Kilah King, MSU Extension Lake County family and consumer science educator, changed a life when she completed an extensive nutrition series with a woman who was severely overweight. When Kilah first began working with her, the woman had to be on oxygen 24 hours a day, never left home and consumed a large amount of candy and other high calorie foods. Through home visits, Kilah educated her on nutrition topics such as MyPyramid (the USDA’s food guidance system), proper serving sizes and the importance of getting enough physical activity. She gave her a food scale to accurately measure out portion sizes for meals and snacks. As sessions with Kilah progressed, and the two discussed healthier food alternatives, the woman replaced the candy with frozen strawberries and began to lose her taste for sweets. She stopped bad habits such as eating in bed. After a month, the woman reported that she was better able to determine the correct portion to eat for her age, gender and activity level. By the end of the sessions, she began venturing out of the house; she needed oxygen only at night; and she eventually lost 30 pounds. Overall, the woman truly benefited from MSU Extension’s Supplemental Nutrition Assistance Program – Education (SNAP-Ed).
Jodi Schulz, MSU Extension Bay County 4-H Youth Development educator, recently was completing the fifth session in a series of six of the Why Try curriculum at the Bay County Juvenile Home. The facility provides care and supervision for juvenile offenders placed in the facility by Probate Court or the Department of Human Services. On one particular day, the lesson focused on “Lifting the Weight.” Jodi explained that when we are challenged and take harder, longer routes in life, we have the chance to become stronger. Our strength essentially leads us to opportunity, freedom and self-respect.
Jodi recognized one of the youth at the home as a past member of the Bay County 4-H program. The youth was very quiet, and neither the youth nor Jodi acknowledged knowing one another. The next time Jodi came back to complete the Why Try curriculum series, she had the opportunity to discuss the Bay County Fair since it had just taken place the week before. It was at this point that the youth opened up and acknowledged having been involved in 4-H and participated in the fair auction in the past. All the other residents were quite impressed with hearing from one of their peers about 4-H and what it does for young people.
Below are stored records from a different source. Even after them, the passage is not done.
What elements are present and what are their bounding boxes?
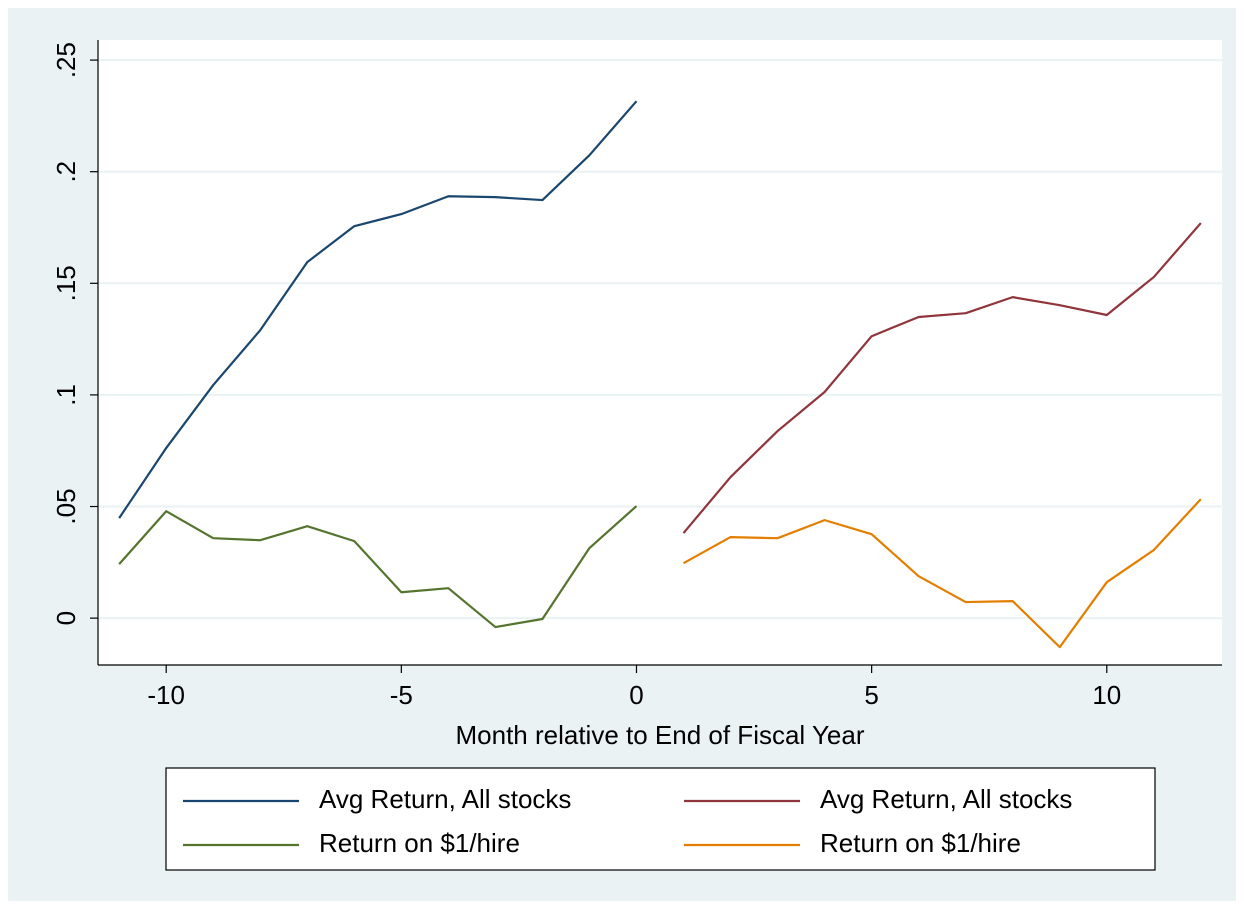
legend-label: Avg Return, All stocks [820,784,1072,814]
x-tick-label: -5 [390,680,413,710]
legend-label: Avg Return, All stocks [319,784,571,814]
y-tick-label: .25 [51,42,81,78]
y-tick-label: 0 [51,611,81,625]
y-tick-label: .15 [51,265,81,301]
x-tick-label: 0 [629,680,643,710]
y-tick-label: .05 [51,488,81,524]
x-tick-label: -10 [147,680,185,710]
legend-label: Return on $1/hire [319,828,520,858]
y-tick-label: .1 [51,384,81,406]
legend-label: Return on $1/hire [820,828,1021,858]
x-tick-label: 10 [1092,680,1121,710]
plot-area [98,40,1222,665]
legend [165,767,1156,871]
x-tick-label: 5 [864,680,878,710]
series-line [118,505,638,629]
series-line [682,498,1202,649]
series-line [682,222,1202,534]
series-line [118,100,638,519]
y-tick-label: .2 [51,161,81,183]
x-axis-title: Month relative to End of Fiscal Year [455,720,864,750]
Two days later, Jodi received a phone call from the youth’s mother. She told Jodi that her child had told her about the Why Try program and that talking about 4-H and remembering past experiences in the program have provided motivation to get out of the juvenile home and become involved in 4-H once again. The parent indicated that the Why Try program and its messages in conjunction with promoting 4-H made a huge change in her child in a very short amount of time. She said she is grateful for the efforts 4-H makes in helping kids, especially hers.
As with any organization, we often emphasize the need to report our impacts in ways that emphasize the number of people whose lives we help change. Yet those numbers often accumulate one at a time, and these two success stories remind us that there’s an individual behind every number. As former MSU football coach and MSU Trustee George Perles used to say with respect to football victories, “each one counts one.” Every one is equally important. Thanks to Kilah and Jodi for their attention to the needs of individuals as they carry out their programming efforts.